• anarşizm, temel olarak işçi sınıfı hareketi ve felsefesi değildir; sınıfsal bakımdan asıl kaynağı küçük-burjuvazidir. temel olarak küçük burjuvanın aydın kanadı tarafından geliştirilen ve sendikacılığa sonradan uyarlanan bir ideoloji olduğu halde, anarko-sendikalist hareket, aydınların sendikalara karışması fikrini reddetmiştir. anarşizm de kapitalizmin gelişiminin ortaya çıkardığı sonuçlar karşısında oluşan tepkilerin bir ürünü olduğu için, bazı noktalarda marksizmle aralarında benzerlikler ve hatta özdeşlikler görülebilir, ancak bu iki hareketin kaynağını oluşturan toplumsal sınıfların ve hareketlerinin biçim, yöntem ve amaçlarının farklılığı, iki hareketi uzlaşmaz ve çelişik kılmaktadır.

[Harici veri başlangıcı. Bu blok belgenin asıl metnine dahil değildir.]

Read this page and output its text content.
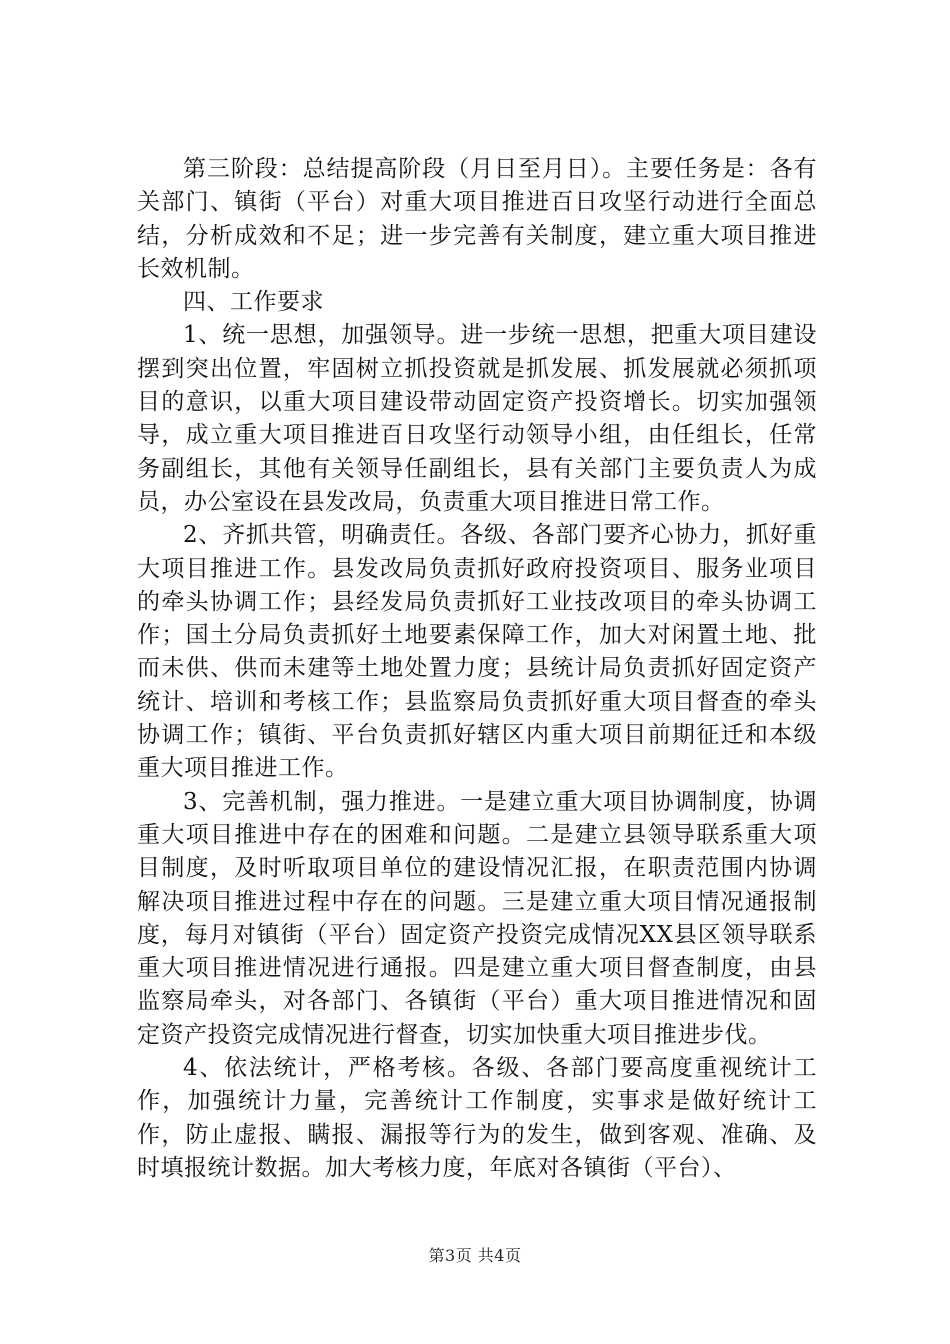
第三阶段：总结提高阶段（月日至月日）。主要任务是：各有关部门、镇街（平台）对重大项目推进百日攻坚行动进行全面总结，分析成效和不足；进一步完善有关制度，建立重大项目推进长效机制。

四、工作要求

1、统一思想，加强领导。进一步统一思想，把重大项目建设摆到突出位置，牢固树立抓投资就是抓发展、抓发展就必须抓项目的意识，以重大项目建设带动固定资产投资增长。切实加强领导，成立重大项目推进百日攻坚行动领导小组，由任组长，任常务副组长，其他有关领导任副组长，县有关部门主要负责人为成员，办公室设在县发改局，负责重大项目推进日常工作。

2、齐抓共管，明确责任。各级、各部门要齐心协力，抓好重大项目推进工作。县发改局负责抓好政府投资项目、服务业项目的牵头协调工作；县经发局负责抓好工业技改项目的牵头协调工作；国土分局负责抓好土地要素保障工作，加大对闲置土地、批而未供、供而未建等土地处置力度；县统计局负责抓好固定资产统计、培训和考核工作；县监察局负责抓好重大项目督查的牵头协调工作；镇街、平台负责抓好辖区内重大项目前期征迁和本级重大项目推进工作。

3、完善机制，强力推进。一是建立重大项目协调制度，协调重大项目推进中存在的困难和问题。二是建立县领导联系重大项目制度，及时听取项目单位的建设情况汇报，在职责范围内协调解决项目推进过程中存在的问题。三是建立重大项目情况通报制度，每月对镇街（平台）固定资产投资完成情况XX县区领导联系重大项目推进情况进行通报。四是建立重大项目督查制度，由县监察局牵头，对各部门、各镇街（平台）重大项目推进情况和固定资产投资完成情况进行督查，切实加快重大项目推进步伐。

4、依法统计，严格考核。各级、各部门要高度重视统计工作，加强统计力量，完善统计工作制度，实事求是做好统计工作，防止虚报、瞒报、漏报等行为的发生，做到客观、准确、及时填报统计数据。加大考核力度，年底对各镇街（平台）、

第3页 共4页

    anarşizm, her türlü otoriteye olduğu gibi, devlete de karşıdır. bu karşıtlık, marksizmdeki devlet karşıtlığına benzemez, çünkü anarşizm, marksizmin öngördüğü proleterya diktatörlüğüne de karşıdır, bu ideoloji, devlet aygıtını tahrip ederek her türlü otoriteden tamamen soyutlanmış bir toplum düzeni kumayı amaçlamaktadır.

    anarşizm sendikalara yansıdığında, küçük-burjuva eğilimlerin ifadesi olan bu ideoloji ile işçi sınıfının mesleki örgütleri arasında köklü uyuşmazlıklar baş göstermiştir. bu uyuşmazlıklar sonucunda anarşizm, sendikalara uyum sağlayabilmek için bazı temel niteliklerini terk etmiş, zamanla tanınamaz hale gelmiş, olduğu gibi kalmakta direndiği durumlarda ise sendika içinde uzun süre barınamamıştır. anarko-sendikalizm, zaten anarşizm örgüt fikrini reddettiği için, kendi kendini inkar eden bir oluşum olacaktır, bu nedenle anarko-sendikalar, birçok bakımdan olduğu gibi, örgütsel bakımdan da diğer sendikalardan farklılık göstermektedirler. anarko-sendikalistler, anarşizmin anti-otoritere ve bireyci yanından esinlenerek yöneticisi veya yönetici kurulu olmayan, bireysel kararlarla yönetilen ve örgüt içi kuralları asgariye indiren sendikalar meydana getirmeye çalışmışlardır.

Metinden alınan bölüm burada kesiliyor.